Although we don't believe in timing the market or panicking over daily movements, we do like to keep an eye on market changes -- just in case they're material to our investing thesis.
The S&P 500 Index (SNPINDEX:^GSPC) finally broke its nasty three-day tumble into the new year Tuesday, ending in the green as the U.S. November trade deficit narrowed and tech leaders began showing off their new wares at the Consumer Electronics Show in Las Vegas. The S&P ended with 11-point, or 0.6%, gains, finishing at 1,837, or just 0.6% off the all-time highs it set going into 2014.

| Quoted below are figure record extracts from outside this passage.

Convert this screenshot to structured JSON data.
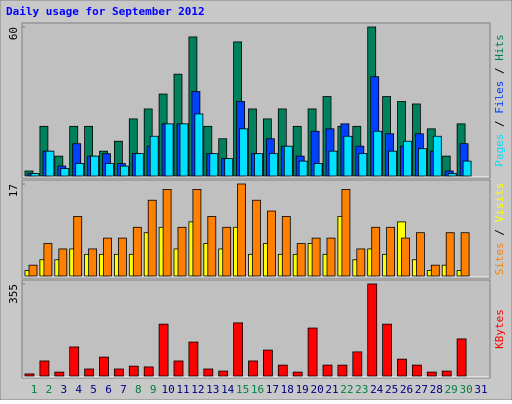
{
  "title": "Daily usage for September 2012",
  "legend_separator": " / ",
  "chart_data": [
    {
      "type": "bar",
      "ylim": [
        0,
        60
      ],
      "yticks": [
        60
      ],
      "series": [
        {
          "name": "Hits",
          "color": "#00805c",
          "values": [
            2,
            20,
            8,
            20,
            20,
            10,
            14,
            23,
            27,
            33,
            41,
            56,
            20,
            15,
            54,
            27,
            23,
            27,
            20,
            27,
            32,
            20,
            20,
            60,
            32,
            30,
            29,
            19,
            8,
            21,
            0
          ]
        },
        {
          "name": "Files",
          "color": "#0040ff",
          "values": [
            1,
            10,
            4,
            13,
            8,
            9,
            5,
            9,
            12,
            21,
            21,
            34,
            9,
            7,
            30,
            9,
            15,
            12,
            8,
            18,
            19,
            21,
            12,
            40,
            17,
            12,
            17,
            10,
            2,
            13,
            0
          ]
        },
        {
          "name": "Pages",
          "color": "#00e0ff",
          "values": [
            1,
            10,
            3,
            5,
            8,
            5,
            4,
            9,
            16,
            21,
            21,
            25,
            9,
            7,
            19,
            9,
            9,
            12,
            6,
            5,
            10,
            16,
            9,
            18,
            10,
            14,
            11,
            16,
            1,
            6,
            0
          ]
        }
      ]
    },
    {
      "type": "bar",
      "ylim": [
        0,
        17
      ],
      "yticks": [
        17
      ],
      "series": [
        {
          "name": "Visits",
          "color": "#ffff00",
          "values": [
            1,
            3,
            3,
            5,
            4,
            4,
            4,
            4,
            8,
            9,
            5,
            10,
            6,
            5,
            9,
            4,
            6,
            4,
            4,
            6,
            4,
            11,
            3,
            5,
            4,
            10,
            3,
            1,
            2,
            1,
            0
          ]
        },
        {
          "name": "Sites",
          "color": "#ff8000",
          "values": [
            2,
            6,
            5,
            11,
            5,
            7,
            7,
            9,
            14,
            16,
            9,
            16,
            11,
            9,
            17,
            14,
            12,
            11,
            6,
            7,
            7,
            16,
            5,
            9,
            9,
            7,
            8,
            2,
            8,
            8,
            0
          ]
        }
      ]
    },
    {
      "type": "bar",
      "ylim": [
        0,
        355
      ],
      "yticks": [
        355
      ],
      "categories": [
        "1",
        "2",
        "3",
        "4",
        "5",
        "6",
        "7",
        "8",
        "9",
        "10",
        "11",
        "12",
        "13",
        "14",
        "15",
        "16",
        "17",
        "18",
        "19",
        "20",
        "21",
        "22",
        "23",
        "24",
        "25",
        "26",
        "27",
        "28",
        "29",
        "30",
        "31"
      ],
      "category_colors": [
        "#008040",
        "#008040",
        "#000080",
        "#000080",
        "#000080",
        "#000080",
        "#000080",
        "#008040",
        "#008040",
        "#000080",
        "#000080",
        "#000080",
        "#000080",
        "#000080",
        "#008040",
        "#008040",
        "#000080",
        "#000080",
        "#000080",
        "#000080",
        "#000080",
        "#008040",
        "#008040",
        "#000080",
        "#000080",
        "#000080",
        "#000080",
        "#000080",
        "#008040",
        "#008040",
        "#000080"
      ],
      "series": [
        {
          "name": "KBytes",
          "color": "#ff0000",
          "values": [
            8,
            58,
            15,
            112,
            27,
            73,
            27,
            38,
            35,
            200,
            58,
            131,
            27,
            19,
            205,
            58,
            100,
            42,
            15,
            185,
            42,
            42,
            93,
            355,
            200,
            65,
            42,
            15,
            19,
            143,
            0
          ]
        }
      ]
    }
  ]
}
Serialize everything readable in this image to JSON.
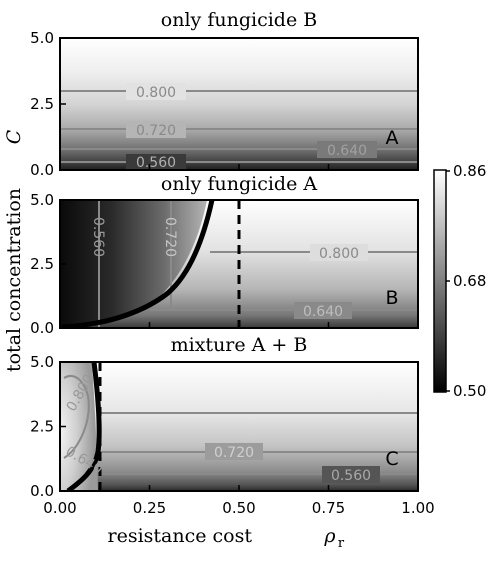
{
  "chart_data": {
    "type": "heatmap",
    "xlabel": "resistance cost",
    "xlabel_symbol": "ρ",
    "xlabel_sub": "r",
    "ylabel": "total concentration",
    "ylabel_symbol": "C",
    "xlim": [
      0.0,
      1.0
    ],
    "ylim": [
      0.0,
      5.0
    ],
    "xticks": [
      "0.00",
      "0.25",
      "0.50",
      "0.75",
      "1.00"
    ],
    "yticks": [
      "0.0",
      "2.5",
      "5.0"
    ],
    "colorbar": {
      "min": 0.5,
      "max": 0.86,
      "ticks": [
        "0.86",
        "0.68",
        "0.50"
      ],
      "colormap": "gray"
    },
    "panels": [
      {
        "title": "only fungicide B",
        "letter": "A",
        "contours": [
          {
            "label": "0.800",
            "label_x": 0.27,
            "label_y": 3.0
          },
          {
            "label": "0.720",
            "label_x": 0.27,
            "label_y": 1.6
          },
          {
            "label": "0.640",
            "label_x": 0.8,
            "label_y": 0.85
          },
          {
            "label": "0.560",
            "label_x": 0.27,
            "label_y": 0.3
          }
        ]
      },
      {
        "title": "only fungicide A",
        "letter": "B",
        "contours": [
          {
            "label": "0.560",
            "label_x": 0.1,
            "label_y": 3.7
          },
          {
            "label": "0.720",
            "label_x": 0.31,
            "label_y": 3.7
          },
          {
            "label": "0.800",
            "label_x": 0.77,
            "label_y": 3.0
          },
          {
            "label": "0.640",
            "label_x": 0.73,
            "label_y": 0.7
          }
        ],
        "boundary_dashed_x": 0.5
      },
      {
        "title": "mixture A + B",
        "letter": "C",
        "contours": [
          {
            "label": "0.800",
            "label_x": 0.07,
            "label_y": 4.2
          },
          {
            "label": "0.640",
            "label_x": 0.07,
            "label_y": 1.2
          },
          {
            "label": "0.720",
            "label_x": 0.49,
            "label_y": 1.5
          },
          {
            "label": "0.560",
            "label_x": 0.81,
            "label_y": 0.45
          }
        ],
        "boundary_dashed_x": 0.11
      }
    ]
  }
}
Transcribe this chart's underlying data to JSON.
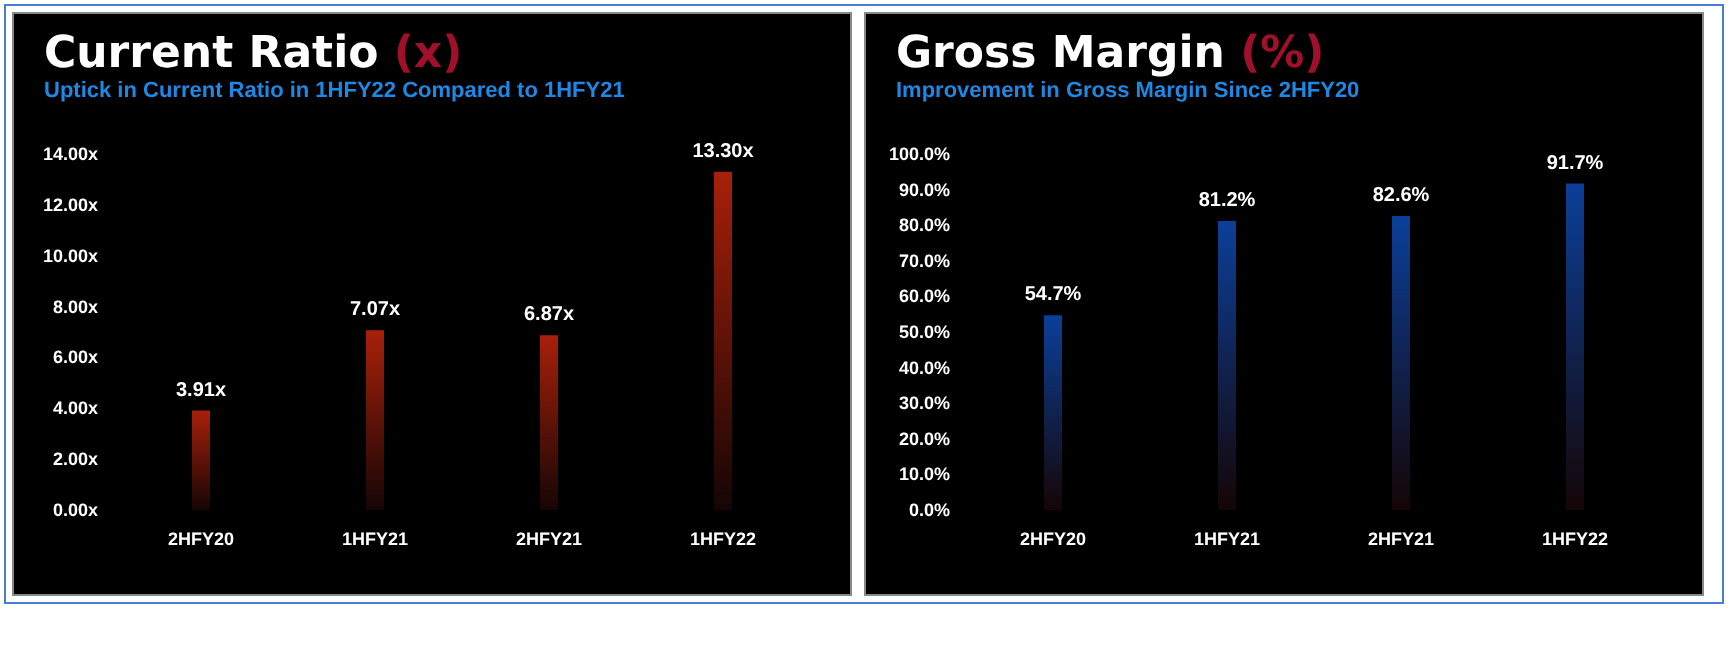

Video-streaming service Netflix (NASDAQ:NFLX) was, for a change, not a boon to the benchmark index, ending as the day's absolute worst performer. It's quite a role reversal for Netflix stock, which was the S&P's single largest gainer in 2013, rocketing 298% as it posted impressive subscriber growth. Netflix came into its own last year with critically acclaimed original series like House of Cards, and Orange Is the New Black. That said, shares were off 5.6% Tuesday, after Morgan Stanley downgraded the stock to an "underperform" rating, lamenting an onslaught of competition that threatens to slow subscriber growth and jack up the prices of acquiring new content.
Michael Kors (NYSE:CPRI), one of the newer kids on the block of luxury fashion apparel, is also one of the newest additions to the S&P 500 Index, which it joined less than two months ago. Alas, like Netflix, Michael Kors stock couldn't escape the wrath of a downgrade: shares tumbled 3.8% after a Citi analyst downgraded the stock to "neutral" from "buy," noting Kors' remarkable run-up had left the stock fairly priced. Unfortunately for Michael Kors enthusiasts, the downgrade only made the stock cheaper, not the handbags.
Lastly, shares of big-box electronics retailer Best Buy (NYSE:BBY) tumbled, shedding 2.6% today. Like Netflix, Best Buy posted a stellar 2013, ending as the third best performer in the 500-stock index on gains of 237%. Now of course, those sorts of gains can't be expected every year (or frankly, every decade), but outperformance becomes even harder when industry peers start moaning about how awful holiday sales were. The offending peer, the $350 million Indianapolis electronics store hhgregg, is the sort of company Best Buy could swallow whole if it were looking to eat healthy in the new year. Size aside, Wall Street fears the steep same-store sales slump experienced by hhgregg could be endemic to brick-and-mortar electronics retailers, which could make for an ugly sell-off at the end of February when Best Buy reports quarterly results.